Walter was standing out front, talking to one of his salesmen. I aimed the car straight for him, jumping the curb. The salesman saw me bearing down on them first and took off. By the time Walter looked up, I was almost on top of him. He let out a scream—a real one, not a fake Tarzan-commercial scream. I slammed on the brakes, stopping just a few feet away, nearly pinning him against the glass of the showroom.
Walter was breath
ing hard by the time I stepped out of the car, like he was about to have a heart attack.
“Are you insane, Carter?” he hollered. “You could have killed me!”
“Like how you killed Alex, giving him that trash?” I shouted.
I could see the look in his eyes. He couldn’t deny it.
I grabbed Walter by the collar and rammed him against the hood of the car.
“Then you want to push that same garbage on Travis!” I shouted. “Explain that!”
“It wasn’t the same, not even close,” Walter said. “You’ve got to believe me. I never wanted anything but the best for Alex, for both of them.”
“No, you only wanted the best for you,” I told him, an instant before I punched him in the solar plexus.
Before I let myself do the wrong thing, before I split his skull open, I pulled him off the car’s hood and shoved him inside the driver’s door. Then I closed the door, picked up a garbage can, and smashed in the locks on both sides. After that, I took my keys and heaved them onto the dealership’s roof. The last step was calling the cops—even though they were probably going to arrest me too.
Chapter 29
Dad wired us money, in case Mom had to post bail for Carter. But that wasn’t necessary after Walter Henry refused to press any charges.
“I know exactly what he’s thinking,” Mom said, barely able to control her temper as we waited for the police to release Carter. “That if he doesn’t press charges, we won’t.

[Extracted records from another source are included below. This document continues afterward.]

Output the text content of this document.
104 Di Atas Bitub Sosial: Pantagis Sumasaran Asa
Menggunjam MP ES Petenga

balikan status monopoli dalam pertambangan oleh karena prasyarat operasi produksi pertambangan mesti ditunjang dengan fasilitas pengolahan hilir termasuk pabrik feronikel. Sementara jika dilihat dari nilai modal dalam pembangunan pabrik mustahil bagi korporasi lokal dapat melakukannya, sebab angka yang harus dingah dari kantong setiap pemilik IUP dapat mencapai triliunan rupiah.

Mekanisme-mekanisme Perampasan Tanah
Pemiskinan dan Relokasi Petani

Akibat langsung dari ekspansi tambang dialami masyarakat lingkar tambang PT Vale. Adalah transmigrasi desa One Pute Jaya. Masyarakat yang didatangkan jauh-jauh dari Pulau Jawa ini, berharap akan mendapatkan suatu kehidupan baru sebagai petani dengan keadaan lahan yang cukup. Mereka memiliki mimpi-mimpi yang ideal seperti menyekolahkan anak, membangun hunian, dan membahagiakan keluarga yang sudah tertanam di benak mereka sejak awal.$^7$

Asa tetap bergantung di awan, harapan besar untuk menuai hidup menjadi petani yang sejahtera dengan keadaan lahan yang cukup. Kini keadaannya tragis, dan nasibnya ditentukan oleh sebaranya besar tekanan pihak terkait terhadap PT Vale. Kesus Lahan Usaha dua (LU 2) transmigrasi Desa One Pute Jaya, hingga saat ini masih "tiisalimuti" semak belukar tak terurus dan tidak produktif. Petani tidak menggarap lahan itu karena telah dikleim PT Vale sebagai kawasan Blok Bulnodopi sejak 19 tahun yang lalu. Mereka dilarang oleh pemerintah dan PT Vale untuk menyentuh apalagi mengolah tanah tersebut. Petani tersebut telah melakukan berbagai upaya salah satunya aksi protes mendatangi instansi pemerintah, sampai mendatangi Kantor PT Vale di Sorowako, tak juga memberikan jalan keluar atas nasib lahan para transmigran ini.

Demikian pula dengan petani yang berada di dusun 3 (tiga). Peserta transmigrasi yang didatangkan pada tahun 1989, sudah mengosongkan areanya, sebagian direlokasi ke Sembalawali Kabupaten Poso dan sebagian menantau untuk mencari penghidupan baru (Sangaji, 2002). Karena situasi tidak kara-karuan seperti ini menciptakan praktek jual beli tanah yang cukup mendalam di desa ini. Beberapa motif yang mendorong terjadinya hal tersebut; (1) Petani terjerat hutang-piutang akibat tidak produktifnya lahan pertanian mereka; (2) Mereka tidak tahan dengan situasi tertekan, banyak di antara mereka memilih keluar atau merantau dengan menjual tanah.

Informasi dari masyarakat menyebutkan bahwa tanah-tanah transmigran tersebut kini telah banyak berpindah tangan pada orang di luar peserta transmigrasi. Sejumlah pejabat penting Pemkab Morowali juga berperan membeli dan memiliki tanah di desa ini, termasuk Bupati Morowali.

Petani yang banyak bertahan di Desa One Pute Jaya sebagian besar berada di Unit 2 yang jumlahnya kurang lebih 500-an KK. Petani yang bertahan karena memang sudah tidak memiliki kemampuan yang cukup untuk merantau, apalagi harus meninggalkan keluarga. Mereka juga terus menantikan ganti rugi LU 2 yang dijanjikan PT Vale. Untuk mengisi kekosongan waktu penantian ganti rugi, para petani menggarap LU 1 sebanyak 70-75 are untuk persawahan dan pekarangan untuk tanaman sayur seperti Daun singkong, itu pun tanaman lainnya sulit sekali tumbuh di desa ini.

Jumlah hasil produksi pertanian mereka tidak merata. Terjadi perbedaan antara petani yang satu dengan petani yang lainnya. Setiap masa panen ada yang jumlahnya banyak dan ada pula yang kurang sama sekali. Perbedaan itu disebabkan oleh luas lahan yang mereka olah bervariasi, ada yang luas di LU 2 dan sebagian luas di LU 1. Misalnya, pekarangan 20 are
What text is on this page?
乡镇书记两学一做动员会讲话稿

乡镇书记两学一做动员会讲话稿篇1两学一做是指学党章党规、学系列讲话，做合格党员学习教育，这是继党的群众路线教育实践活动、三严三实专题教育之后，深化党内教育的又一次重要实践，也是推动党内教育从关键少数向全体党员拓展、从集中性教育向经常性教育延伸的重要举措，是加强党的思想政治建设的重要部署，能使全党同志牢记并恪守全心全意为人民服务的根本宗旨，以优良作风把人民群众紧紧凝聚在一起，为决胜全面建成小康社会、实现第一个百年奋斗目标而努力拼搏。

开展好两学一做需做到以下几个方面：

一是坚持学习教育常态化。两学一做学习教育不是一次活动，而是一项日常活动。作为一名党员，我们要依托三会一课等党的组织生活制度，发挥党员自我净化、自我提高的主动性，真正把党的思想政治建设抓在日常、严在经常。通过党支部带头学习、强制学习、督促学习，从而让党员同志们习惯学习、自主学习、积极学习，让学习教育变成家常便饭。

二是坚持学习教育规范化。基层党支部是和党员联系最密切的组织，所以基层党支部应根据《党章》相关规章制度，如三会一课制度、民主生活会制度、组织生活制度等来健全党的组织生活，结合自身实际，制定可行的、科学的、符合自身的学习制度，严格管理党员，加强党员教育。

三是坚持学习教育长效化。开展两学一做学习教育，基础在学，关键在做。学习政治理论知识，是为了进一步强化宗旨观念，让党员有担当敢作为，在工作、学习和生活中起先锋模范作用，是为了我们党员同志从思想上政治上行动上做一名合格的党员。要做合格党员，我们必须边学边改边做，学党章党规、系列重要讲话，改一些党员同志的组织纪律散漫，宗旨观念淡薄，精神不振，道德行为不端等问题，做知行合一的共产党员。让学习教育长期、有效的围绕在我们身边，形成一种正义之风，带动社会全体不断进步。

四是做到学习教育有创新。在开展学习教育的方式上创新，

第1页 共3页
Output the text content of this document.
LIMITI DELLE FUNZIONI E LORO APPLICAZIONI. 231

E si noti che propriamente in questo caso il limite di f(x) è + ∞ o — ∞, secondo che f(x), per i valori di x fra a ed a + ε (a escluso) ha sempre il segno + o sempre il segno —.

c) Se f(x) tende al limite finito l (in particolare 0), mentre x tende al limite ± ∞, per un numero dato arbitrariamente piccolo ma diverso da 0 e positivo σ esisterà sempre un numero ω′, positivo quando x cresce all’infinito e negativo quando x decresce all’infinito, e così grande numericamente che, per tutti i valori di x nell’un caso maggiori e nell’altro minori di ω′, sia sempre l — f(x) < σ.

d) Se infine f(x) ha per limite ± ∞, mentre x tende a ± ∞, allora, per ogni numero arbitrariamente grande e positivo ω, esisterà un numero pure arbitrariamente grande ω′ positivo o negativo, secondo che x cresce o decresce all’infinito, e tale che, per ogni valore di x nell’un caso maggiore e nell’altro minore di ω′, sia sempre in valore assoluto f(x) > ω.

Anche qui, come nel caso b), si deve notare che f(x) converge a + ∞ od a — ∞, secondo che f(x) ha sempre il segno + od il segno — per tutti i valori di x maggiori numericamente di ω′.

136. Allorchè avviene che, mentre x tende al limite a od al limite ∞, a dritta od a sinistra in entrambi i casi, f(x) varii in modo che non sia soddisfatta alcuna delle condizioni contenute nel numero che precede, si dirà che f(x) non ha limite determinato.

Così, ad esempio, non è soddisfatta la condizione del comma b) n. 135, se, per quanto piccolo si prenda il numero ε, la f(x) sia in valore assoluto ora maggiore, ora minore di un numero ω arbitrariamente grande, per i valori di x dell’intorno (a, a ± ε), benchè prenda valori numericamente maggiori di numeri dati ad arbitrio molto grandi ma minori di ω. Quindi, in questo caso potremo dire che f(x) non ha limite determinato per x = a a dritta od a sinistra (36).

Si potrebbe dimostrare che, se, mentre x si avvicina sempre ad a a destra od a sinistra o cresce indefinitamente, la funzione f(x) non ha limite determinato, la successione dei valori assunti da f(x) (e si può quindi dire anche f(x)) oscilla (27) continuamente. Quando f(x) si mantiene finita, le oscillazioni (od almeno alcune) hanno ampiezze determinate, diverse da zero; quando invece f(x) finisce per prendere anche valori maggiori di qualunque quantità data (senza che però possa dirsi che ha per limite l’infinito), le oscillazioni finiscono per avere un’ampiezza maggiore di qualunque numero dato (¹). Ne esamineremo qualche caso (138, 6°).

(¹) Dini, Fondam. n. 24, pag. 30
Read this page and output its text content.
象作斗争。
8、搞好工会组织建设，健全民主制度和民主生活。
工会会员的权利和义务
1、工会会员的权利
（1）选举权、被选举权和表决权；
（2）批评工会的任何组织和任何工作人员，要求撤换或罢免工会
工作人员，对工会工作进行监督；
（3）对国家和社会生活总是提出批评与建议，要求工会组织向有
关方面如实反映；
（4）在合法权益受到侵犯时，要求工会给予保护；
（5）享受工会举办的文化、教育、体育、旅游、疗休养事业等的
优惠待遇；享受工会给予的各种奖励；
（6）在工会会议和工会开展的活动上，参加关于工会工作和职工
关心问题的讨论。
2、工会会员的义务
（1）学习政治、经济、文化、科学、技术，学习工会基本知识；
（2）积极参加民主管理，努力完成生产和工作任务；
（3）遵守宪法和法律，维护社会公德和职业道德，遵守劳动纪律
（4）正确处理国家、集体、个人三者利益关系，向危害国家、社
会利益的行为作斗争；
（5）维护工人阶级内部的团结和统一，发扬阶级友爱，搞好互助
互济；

But that’s not going to happen. I don’t care how much money he has or what kind of lawyer he hires. He belongs behind bars for pushing poison at my son.”
Then she turned her anger toward me.
“And Travis Jerome Gardner,” she said, hitting my middle name like a kick drum. “If I go into your dresser drawer, you’re saying I’ll find steroids that you brought into my home?”
“Yes, ma’am,” I answered, with my eyes on that police station floor.